Heidi Heitkamp's Campaign Might Be Sunk by the Latest Injustice Visited on Native Americans

From Esquire

Senator Heidi Heitkamp's vote against the confirmation of Brett Kavanaugh to be an associate justice of the Supreme Court just became braver, and her path to re-election may just have ended in a bottomless ravine, thanks to that very same body on which Kavanaugh now sits.

In 2012, Heitkamp won her election by 3,000 votes. Crucial to that margin were the Native American voters in North Dakota. Naturally, when it came to those voters this time around, the Roberts Supreme Court, having declared the Day of Jubilee for black folks, declined to involve itself with the suppression of votes cast by certain people out on the prairies. FromFortune:

The law requires that North Dakota residents provide identification that includes a residential street address in order to vote. But the state is home to thousands of Native Americans and others who do not have standard addresses, which the challengers argued would effectively disenfranchise them. A federal district court in North Dakota agreed with them in April, blocking the Secretary of State from enforcing the new requirements and thereby allowing voters to cast ballots in the primaries. But last month, the 8th U.S. Circuit Court of Appeals put the district court’s order on hold.

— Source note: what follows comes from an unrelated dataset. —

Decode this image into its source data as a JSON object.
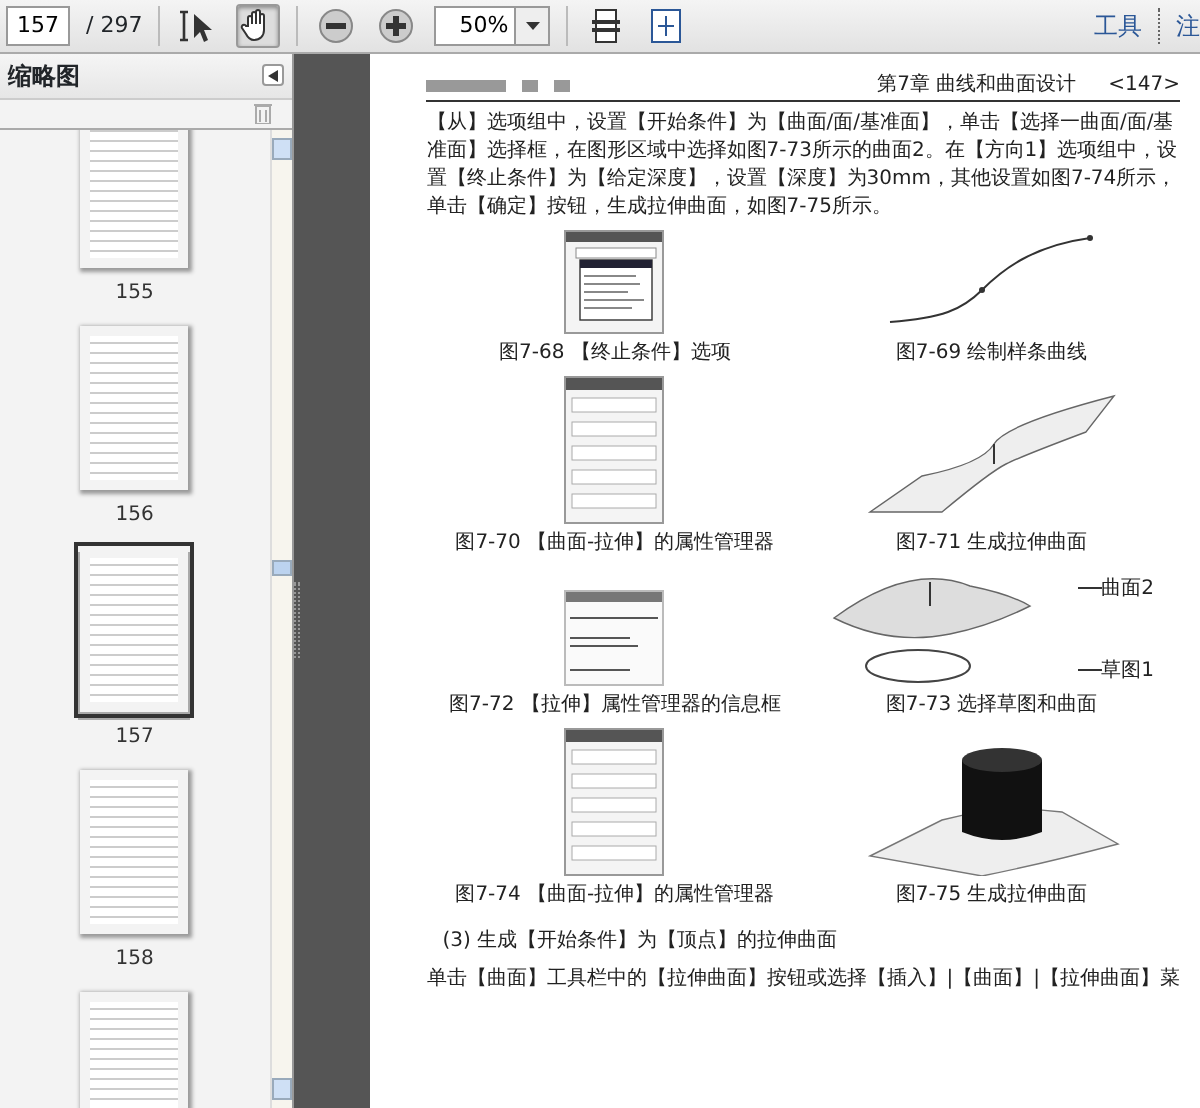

It's pretty obvious that the law was designed to suppress the votes of Native Americans who generally vote Democratic. (You may have missed that in all the "Democratic activists say that the law..." formulations that greeted the world's most obvious legally sanctified ratfcking.) Once again, Justice Ruth Bader Ginsberg insisted in a dissent that we all live in the real world.

The risk of voter confusion appears severe here because the injunction against requiring residential-address identification was in force during the primary election and because the Secretary of State’s website announced for months the ID requirements as they existed under that injunction...Reasonable voters may well assume that the IDs allowing them to vote in the primary election would remain valid in the general election.

And, boy howdy, are they ever in for a surprise.

Massacres. Forced relocation. Worthless treaties. And now, again, disenfranchisement. It never stops.